Sure, there are plenty of beautiful coffee shops and cafes in this city but most are not suitable for working. Either as a product of them being fancy and not allowing that sort of thing (a gringo using a table with his laptop and long charging cord stretching off to the wall), or the lack of the required ingredients (tables, sockets, wifi, coffee).
I walked by this place, stopped, turned around, and went in hoping for the best.
Sure enough, a little, beautiful, well-kept cafe awaited me. There is an electrical socket at every table, the wifi is good, and I met the owner within a few minutes due to his desire to talk some English and share stories about his time living in Los Angeles.
After a brief conversation, my entire day changed. I suddenly had a human connection I had not had 5-minutes before.
In that moment I realized something: I am untethered. I have lost my connection to the world. I am desperate, hungry, starving for connection with the world around me.
a date gone so right turned wrong.
I went on a date in Panama. I had an amazing time but soon found myself caught up too strongly in what was only a single date with a woman I do not even know.
I had found a unique, deep connection with a stranger, a beautiful one at that, and suddenly my entire being became aware of how desperately in need of that connection I was.
The date had gone wonderfully. My desperate need for that connection quickly turned it all sour. Putrid. Untenable.

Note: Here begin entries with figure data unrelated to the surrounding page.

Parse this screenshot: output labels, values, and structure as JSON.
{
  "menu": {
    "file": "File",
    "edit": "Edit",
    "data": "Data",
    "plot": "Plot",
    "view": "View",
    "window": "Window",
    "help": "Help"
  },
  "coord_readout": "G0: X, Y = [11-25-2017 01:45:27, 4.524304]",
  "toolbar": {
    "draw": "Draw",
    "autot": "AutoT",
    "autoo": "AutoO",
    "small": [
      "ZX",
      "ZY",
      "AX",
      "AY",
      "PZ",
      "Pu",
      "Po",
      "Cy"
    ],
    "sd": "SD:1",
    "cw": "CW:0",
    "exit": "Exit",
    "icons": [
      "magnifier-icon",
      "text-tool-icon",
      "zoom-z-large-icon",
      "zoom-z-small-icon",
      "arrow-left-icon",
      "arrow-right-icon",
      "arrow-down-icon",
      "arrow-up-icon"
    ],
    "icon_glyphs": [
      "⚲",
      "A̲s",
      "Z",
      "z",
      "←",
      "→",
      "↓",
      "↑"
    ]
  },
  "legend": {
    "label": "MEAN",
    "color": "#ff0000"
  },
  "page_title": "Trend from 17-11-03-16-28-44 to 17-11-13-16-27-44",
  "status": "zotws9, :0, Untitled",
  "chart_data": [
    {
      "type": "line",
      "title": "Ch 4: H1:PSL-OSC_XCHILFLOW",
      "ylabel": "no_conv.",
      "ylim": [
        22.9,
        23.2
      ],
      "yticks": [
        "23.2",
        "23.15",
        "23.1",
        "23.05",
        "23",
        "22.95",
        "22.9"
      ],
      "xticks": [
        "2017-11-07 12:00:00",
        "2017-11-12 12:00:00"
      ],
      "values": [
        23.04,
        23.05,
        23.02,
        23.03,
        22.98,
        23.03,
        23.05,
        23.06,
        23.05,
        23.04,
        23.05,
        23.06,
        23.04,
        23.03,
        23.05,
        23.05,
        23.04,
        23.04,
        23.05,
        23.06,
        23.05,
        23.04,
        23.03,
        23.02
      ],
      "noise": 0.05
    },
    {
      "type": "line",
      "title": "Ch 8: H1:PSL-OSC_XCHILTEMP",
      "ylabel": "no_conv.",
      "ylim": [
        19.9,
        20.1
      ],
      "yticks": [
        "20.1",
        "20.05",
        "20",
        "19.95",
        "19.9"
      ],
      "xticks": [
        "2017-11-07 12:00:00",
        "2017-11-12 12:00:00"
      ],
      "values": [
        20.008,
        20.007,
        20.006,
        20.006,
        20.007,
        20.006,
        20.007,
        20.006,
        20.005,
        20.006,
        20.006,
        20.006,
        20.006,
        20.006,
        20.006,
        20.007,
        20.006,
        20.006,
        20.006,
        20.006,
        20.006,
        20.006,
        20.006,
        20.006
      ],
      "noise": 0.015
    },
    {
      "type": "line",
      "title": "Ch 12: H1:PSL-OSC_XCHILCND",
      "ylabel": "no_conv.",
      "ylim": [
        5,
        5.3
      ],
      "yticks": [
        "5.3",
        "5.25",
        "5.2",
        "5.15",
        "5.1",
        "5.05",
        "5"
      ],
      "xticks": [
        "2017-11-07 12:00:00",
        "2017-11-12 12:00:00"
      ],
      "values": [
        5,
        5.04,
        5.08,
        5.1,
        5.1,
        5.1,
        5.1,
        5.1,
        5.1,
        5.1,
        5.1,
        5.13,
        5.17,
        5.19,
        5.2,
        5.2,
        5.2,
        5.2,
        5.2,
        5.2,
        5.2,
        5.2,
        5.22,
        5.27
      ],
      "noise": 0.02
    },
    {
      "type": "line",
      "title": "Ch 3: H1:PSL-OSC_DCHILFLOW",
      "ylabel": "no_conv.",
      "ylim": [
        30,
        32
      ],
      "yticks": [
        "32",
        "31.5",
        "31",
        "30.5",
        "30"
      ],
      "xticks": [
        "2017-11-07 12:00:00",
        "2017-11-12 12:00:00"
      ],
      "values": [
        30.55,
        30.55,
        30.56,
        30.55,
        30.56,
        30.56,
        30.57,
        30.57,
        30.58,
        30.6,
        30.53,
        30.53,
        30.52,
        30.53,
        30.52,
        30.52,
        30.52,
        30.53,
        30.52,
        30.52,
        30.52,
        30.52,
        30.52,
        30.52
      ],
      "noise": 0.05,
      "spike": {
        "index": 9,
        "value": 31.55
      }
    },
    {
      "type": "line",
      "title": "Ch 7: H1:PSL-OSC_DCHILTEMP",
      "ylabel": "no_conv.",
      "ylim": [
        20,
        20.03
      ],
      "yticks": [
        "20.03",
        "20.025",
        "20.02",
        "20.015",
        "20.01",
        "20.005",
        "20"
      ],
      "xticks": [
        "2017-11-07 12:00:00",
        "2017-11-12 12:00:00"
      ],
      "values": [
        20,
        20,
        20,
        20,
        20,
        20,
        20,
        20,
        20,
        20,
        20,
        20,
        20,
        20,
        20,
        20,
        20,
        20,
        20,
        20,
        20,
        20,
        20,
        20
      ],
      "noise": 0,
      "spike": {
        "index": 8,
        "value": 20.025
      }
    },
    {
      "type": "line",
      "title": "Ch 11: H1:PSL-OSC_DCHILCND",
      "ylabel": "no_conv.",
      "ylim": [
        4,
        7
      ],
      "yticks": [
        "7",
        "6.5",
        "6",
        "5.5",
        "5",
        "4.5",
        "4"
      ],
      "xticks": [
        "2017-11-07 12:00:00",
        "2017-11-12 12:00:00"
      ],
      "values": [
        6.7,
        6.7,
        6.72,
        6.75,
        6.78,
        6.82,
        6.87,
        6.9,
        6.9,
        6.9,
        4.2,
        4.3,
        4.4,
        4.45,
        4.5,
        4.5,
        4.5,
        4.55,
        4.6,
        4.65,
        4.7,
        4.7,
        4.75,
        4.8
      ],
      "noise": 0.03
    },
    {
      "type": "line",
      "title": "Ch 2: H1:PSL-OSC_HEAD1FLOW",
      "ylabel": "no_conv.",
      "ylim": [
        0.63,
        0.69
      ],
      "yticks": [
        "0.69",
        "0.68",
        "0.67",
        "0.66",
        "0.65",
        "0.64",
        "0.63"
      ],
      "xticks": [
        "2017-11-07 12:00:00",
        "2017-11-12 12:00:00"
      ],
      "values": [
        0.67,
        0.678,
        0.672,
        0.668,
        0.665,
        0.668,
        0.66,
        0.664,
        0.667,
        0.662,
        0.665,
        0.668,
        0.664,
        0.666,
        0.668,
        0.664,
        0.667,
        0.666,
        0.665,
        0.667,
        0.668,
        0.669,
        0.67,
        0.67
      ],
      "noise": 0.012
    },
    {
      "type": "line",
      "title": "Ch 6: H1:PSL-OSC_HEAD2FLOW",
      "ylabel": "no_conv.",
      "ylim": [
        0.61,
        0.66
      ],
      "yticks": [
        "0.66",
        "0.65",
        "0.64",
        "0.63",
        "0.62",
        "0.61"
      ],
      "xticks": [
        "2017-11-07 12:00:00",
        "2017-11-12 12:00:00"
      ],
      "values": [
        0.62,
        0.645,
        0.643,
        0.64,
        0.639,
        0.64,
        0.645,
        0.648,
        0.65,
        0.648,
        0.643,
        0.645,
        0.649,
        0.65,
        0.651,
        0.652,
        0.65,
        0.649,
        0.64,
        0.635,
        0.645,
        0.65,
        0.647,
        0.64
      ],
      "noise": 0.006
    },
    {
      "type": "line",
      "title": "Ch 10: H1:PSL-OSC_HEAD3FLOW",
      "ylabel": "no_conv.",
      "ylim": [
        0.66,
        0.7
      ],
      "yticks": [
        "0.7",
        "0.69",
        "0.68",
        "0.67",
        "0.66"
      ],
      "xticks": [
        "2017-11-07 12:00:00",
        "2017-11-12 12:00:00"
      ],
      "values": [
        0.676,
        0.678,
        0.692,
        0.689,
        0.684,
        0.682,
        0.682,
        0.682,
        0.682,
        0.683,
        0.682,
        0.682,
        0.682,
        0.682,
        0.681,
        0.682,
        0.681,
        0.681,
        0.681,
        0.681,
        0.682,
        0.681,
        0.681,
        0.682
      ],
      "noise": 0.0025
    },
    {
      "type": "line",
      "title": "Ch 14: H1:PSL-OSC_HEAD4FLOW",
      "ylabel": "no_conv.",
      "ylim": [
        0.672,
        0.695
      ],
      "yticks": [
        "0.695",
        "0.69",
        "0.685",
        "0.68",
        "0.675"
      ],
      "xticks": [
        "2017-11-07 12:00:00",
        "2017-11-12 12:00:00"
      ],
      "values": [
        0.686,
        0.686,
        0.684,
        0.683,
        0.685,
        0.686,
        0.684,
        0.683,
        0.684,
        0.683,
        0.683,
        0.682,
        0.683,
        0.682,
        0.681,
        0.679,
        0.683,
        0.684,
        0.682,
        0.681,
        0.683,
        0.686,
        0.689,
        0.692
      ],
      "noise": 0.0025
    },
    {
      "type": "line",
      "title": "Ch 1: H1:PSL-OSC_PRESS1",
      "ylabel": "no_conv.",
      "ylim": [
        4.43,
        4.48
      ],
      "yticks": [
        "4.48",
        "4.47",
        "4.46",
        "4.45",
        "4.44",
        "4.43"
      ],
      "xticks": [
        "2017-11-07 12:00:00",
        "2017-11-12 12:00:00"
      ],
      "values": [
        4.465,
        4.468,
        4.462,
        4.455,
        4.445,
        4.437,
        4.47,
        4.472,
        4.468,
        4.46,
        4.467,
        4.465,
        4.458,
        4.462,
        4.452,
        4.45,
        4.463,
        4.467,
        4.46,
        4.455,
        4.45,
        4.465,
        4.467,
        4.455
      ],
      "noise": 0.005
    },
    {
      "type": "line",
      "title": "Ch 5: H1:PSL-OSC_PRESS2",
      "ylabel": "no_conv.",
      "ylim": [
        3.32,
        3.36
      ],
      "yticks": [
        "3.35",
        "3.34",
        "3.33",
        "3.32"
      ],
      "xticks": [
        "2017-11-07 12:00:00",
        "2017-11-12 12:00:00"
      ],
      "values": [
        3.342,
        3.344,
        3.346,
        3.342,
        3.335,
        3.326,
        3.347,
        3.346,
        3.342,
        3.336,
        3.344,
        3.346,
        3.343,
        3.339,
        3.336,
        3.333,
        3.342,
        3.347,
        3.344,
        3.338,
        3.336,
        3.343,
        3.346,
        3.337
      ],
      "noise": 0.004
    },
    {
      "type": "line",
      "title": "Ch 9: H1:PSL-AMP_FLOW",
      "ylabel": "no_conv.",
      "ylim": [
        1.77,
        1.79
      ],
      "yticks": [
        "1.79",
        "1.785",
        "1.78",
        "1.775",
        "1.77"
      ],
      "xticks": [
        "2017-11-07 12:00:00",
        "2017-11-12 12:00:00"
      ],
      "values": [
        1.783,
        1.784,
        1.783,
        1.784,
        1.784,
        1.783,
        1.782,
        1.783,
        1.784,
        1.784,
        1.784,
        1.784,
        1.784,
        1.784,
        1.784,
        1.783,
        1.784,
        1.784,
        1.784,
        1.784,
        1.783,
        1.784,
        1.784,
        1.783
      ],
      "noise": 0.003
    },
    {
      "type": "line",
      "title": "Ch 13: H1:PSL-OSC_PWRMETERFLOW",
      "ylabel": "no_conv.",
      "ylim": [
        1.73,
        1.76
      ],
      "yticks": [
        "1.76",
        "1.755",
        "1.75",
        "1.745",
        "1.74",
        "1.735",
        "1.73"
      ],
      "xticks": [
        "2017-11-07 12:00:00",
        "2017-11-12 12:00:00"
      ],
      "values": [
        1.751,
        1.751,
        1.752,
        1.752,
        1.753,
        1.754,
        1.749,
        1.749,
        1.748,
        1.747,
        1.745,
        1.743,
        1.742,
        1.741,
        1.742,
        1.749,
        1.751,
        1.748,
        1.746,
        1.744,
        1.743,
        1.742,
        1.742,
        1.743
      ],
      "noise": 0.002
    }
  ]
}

In this moment of talking with the owner of this cafe, sharing some stories, making a new friend, my dark, cloudy mood changed to contentedness and a hopeful outlook on a previously dreary day of aloneness and burning time.
In that moment, I realized I am starving. I am desperate for connection to the world around me. I am not a bad person, I am merely incomplete.
I am not broken, I am merely missing an essential piece; human connection.
what do you do when you are alone?
I spend my life alone.
Few and scattered friends with whom I only share occasional connections. A family I often only see in passing on my various travels and movements. Lovers that quickly turn to memories as I move onward, backward, sideways, anywhere but stationary.
Now, I am on a motorcycle traveling some 20,000km from a world I know, through dozens I don’t, to a goal I only can imagine.
I meet many amazing people along the way. I have even made some friends.
But what do I do to solve the problem of feeling disconnected from the world to the point of having a lurking desperate hunger for connection when it presents itself?
How do you connect with a world that changes every day?
How do you stabilize and ground yourself when you need to uproot and move every day?
How do you heal the wounds of so long spent starving for a basic human need?
another day, another dollar, another chance to see if I can.
My only answer, my only ever-present answer which I have found myself repeating many times over the last two years is to keep living.
Keep moving forward.
One more step.
One more day to learn one more thing about yourself.
One more day to grow a little stronger.
One more day to let life happen to you and therein learn.
One more step, one more difficult day, one more realization that you aren’t a bad person, you’re only a human with all its flaws, lackings, holes, needs, limits, hurts, joys, pains, smiles, and days of unknowns waiting around the bend.